Het staat buiten kijf dat er veel milieus in onze westerse samenleving zijn waarin dat streven niet meer aan de orde komt. Niemand daar bekommert zich erom dat jongeren op ernstige doelen worden gericht. In achterbuurten kunnen agressieve behoeften vrij onbelemmerd worden afgereageerd. Vaak ontstaat dan een verlangen naar prikkelverheviging, waardoor de uitingen escaleren. Er vormen zich gangs die de mogelijkheid bieden infantiele driften grootschaliger uit te leven. Het probleem wordt hardnekkig door het ontbreken van (volwassen) controle en leiding. Meisjes worden al even achteloos aan hun puberale aberraties overgelaten. Twaalfjarigen verlangen naar tatoeages, piercings en G-strings om de schijn van volwassenheid te beleven. Velen zien zulke wensen vervuld, met het gevolg dat zij nog wat dieper in de infantiliteit wegzinken.

Zoals het leren spreken, het tanden krijgen en vele andere ontwikkelingen aan een bepaalde leeftijd zijn gebonden, zo voltrekt zich de overgang van de pueriele vlegeljaren naar de volwassenheid ook in een bepaalde periode. Die mag niet ongebruikt voorbijgaan op straffe van ernstige persoonlijkheids defecten. Indien jongeren zich tijdig aan volwassen doelen wijden, zijn het deze ervaringen die positieve karakterologische veranderingen genereren.

De samenleving zou baat hebben bij geritualiseerde stappen naar volwassenheid. Rituelen zijn echter niet maakbaar; zij komen voort uit mythologieën. Om met Leszek Kolakowski te spreken: «Een mythe is een geestelijke constructie die zin, orde, doelmatigheid in de wereld brengt. Ze kan echter niet kunstmatig worden ingevoerd.» Elders schrijft hij dat alleen de humanistische cultuur de zin en waarde van religieuze symbolen in het juiste licht kan stellen.

De gangbare mythologieën in onze polder hebben sterk aan positieve kracht ingeboet. Vanuit hun defensieve positie hebben zowel christendom, judaïsme als islam de machtswil in het centrum geplaatst en deze heeft de humane achtergronden overwoekerd. Blijft nog de humanistische ideologie, die echter te elitair is om van haar de nodige discipline te kunnen laten uitgaan. De conclusie kan niet anders zijn dan dat de vrijheid die altijd op zand is gebouwd weer eens extra aandacht en ondersteuning behoeft.

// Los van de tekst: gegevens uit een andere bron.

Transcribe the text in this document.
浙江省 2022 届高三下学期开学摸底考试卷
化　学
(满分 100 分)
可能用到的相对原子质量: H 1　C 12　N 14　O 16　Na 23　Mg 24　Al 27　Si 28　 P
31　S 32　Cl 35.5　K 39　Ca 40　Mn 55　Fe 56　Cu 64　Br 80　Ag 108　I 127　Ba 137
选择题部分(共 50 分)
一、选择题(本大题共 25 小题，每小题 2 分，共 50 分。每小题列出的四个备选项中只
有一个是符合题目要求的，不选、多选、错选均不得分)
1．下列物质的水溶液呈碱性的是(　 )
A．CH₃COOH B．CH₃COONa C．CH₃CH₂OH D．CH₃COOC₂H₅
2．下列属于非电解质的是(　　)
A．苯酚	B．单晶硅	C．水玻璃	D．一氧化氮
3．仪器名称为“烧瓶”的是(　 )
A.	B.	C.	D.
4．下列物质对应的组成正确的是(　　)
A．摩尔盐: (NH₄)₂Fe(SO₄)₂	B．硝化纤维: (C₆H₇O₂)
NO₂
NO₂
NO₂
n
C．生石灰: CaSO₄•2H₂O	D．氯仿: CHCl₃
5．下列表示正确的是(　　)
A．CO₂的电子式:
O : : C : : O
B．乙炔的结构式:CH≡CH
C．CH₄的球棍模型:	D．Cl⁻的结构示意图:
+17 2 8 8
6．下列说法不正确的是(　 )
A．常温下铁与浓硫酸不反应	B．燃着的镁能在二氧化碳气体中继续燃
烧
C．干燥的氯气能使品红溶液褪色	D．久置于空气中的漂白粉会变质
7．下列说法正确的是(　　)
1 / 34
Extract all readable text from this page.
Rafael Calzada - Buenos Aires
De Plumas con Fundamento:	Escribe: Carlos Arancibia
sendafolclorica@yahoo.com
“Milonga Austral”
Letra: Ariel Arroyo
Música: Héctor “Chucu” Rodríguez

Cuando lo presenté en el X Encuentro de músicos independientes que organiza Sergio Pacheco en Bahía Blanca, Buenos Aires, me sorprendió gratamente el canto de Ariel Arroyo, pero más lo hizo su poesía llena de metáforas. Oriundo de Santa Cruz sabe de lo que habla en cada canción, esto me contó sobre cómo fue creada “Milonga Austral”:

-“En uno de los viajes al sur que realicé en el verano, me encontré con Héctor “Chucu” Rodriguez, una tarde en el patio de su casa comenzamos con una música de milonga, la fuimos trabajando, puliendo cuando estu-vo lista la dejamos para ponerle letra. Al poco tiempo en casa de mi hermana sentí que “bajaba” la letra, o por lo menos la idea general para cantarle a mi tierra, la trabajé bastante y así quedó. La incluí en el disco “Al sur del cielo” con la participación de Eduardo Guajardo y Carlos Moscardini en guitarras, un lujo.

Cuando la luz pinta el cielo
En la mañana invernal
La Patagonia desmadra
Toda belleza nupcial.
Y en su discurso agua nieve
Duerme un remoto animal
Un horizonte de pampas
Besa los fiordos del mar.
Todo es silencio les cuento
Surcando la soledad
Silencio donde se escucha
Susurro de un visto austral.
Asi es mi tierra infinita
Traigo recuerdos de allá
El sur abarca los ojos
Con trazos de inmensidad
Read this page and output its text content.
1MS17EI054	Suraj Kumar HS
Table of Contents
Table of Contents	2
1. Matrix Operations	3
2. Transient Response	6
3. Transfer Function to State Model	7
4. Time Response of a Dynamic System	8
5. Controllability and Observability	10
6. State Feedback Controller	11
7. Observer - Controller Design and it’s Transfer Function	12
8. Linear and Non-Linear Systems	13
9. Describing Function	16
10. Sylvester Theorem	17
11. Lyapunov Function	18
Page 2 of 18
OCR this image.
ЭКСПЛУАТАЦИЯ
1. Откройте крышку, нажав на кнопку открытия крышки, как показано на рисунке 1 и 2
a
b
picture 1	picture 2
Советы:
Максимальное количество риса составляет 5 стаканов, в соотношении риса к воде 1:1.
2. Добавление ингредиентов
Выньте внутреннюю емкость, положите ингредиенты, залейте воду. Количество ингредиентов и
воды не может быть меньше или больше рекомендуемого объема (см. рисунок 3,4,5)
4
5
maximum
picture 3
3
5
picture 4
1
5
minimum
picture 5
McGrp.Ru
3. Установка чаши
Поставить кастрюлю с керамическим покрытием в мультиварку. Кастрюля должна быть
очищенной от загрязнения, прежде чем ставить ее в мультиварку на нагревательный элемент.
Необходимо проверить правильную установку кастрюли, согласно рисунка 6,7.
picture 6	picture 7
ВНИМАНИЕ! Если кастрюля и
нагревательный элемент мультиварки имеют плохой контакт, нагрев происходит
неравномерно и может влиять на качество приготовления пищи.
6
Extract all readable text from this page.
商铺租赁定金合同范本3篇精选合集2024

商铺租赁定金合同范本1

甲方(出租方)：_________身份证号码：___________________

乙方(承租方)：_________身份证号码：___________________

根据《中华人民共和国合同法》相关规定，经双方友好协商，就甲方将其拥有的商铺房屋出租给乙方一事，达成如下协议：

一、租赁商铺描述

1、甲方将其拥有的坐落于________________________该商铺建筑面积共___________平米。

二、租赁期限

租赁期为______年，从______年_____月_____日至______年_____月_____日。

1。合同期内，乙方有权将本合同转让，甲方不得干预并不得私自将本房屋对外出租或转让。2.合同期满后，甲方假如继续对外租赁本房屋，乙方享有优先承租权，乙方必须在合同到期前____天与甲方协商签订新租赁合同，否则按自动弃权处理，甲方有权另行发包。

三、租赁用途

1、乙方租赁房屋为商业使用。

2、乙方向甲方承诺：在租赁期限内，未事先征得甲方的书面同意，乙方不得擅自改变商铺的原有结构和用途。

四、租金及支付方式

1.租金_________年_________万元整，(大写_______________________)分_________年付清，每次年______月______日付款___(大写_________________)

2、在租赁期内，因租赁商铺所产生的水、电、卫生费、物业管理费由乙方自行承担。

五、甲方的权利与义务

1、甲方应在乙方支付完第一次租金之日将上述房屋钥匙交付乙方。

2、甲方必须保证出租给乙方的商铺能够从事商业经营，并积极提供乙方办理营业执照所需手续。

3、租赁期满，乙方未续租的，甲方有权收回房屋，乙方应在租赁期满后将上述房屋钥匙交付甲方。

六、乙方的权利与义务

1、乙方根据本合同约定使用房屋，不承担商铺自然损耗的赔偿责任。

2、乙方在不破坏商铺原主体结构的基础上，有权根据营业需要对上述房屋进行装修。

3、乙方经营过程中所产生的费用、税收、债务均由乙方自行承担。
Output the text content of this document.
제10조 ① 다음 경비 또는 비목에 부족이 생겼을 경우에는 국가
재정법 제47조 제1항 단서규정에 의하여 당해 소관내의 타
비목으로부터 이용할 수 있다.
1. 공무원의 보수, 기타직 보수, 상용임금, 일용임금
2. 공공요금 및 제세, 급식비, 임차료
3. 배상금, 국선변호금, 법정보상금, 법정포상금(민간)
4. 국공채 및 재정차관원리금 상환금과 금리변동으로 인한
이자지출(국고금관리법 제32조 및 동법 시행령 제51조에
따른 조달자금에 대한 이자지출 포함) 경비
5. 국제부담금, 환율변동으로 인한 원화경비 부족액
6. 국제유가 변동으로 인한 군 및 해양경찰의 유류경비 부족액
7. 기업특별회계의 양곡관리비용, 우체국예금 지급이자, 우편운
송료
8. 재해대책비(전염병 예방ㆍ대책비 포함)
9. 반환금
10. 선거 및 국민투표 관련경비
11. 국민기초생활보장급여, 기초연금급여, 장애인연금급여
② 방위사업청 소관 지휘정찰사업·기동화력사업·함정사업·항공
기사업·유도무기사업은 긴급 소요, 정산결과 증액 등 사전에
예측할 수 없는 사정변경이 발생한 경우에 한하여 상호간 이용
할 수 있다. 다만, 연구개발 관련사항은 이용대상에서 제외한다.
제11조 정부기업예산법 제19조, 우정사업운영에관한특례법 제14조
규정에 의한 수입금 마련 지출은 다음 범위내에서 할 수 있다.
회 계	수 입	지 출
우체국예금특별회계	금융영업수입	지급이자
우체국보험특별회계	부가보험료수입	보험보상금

Om tot Churchill terug te keren: het zou zelfbedrog zijn te stellen dat het Nederlandse volk een duidelijk beeld van de feiten heeft. En wat zijn dromen betreft, die zijn niet bepaald hemelbestormend. Het volk wenst in meerderheid behaaglijke rust; rust in het huisje, autootje, caravannetje en bootje. En verder heeft het alleen negatieve wensen: het wil geen criminaliteit, geen wachtlijsten in de gezondheidszorg, geen desintegratie van het onderwijs, geen files, geen uitbreiding van de Europese Unie, geen asielzoekerscentra en geen woonwagens in zijn buurt, geen allochtone snoeshanen om zich heen. Het volk wil op individuele wijze kunnen genieten van zijn walhalla. En het leeft in de waan dat alle problemen oplosbaar zijn, dat de vrijheid van zestien miljoen mensen in het kleine polderland — de vrijheid van zorg, van irritatie, van inspanning en van plichten jegens anderen — tot de normaliteit kan behoren.

Misschien heeft het zin het Nederlandse volk erop te wijzen dat een aantal basiswensen met betrekking tot een vrije samenleving een collectief bewustzijn en collectieve inzet en offers vereisen. Het is armoede troef als de nationale ambitie en trots zich beperken tot het wel en wee van het Nederlands voetbalelftal.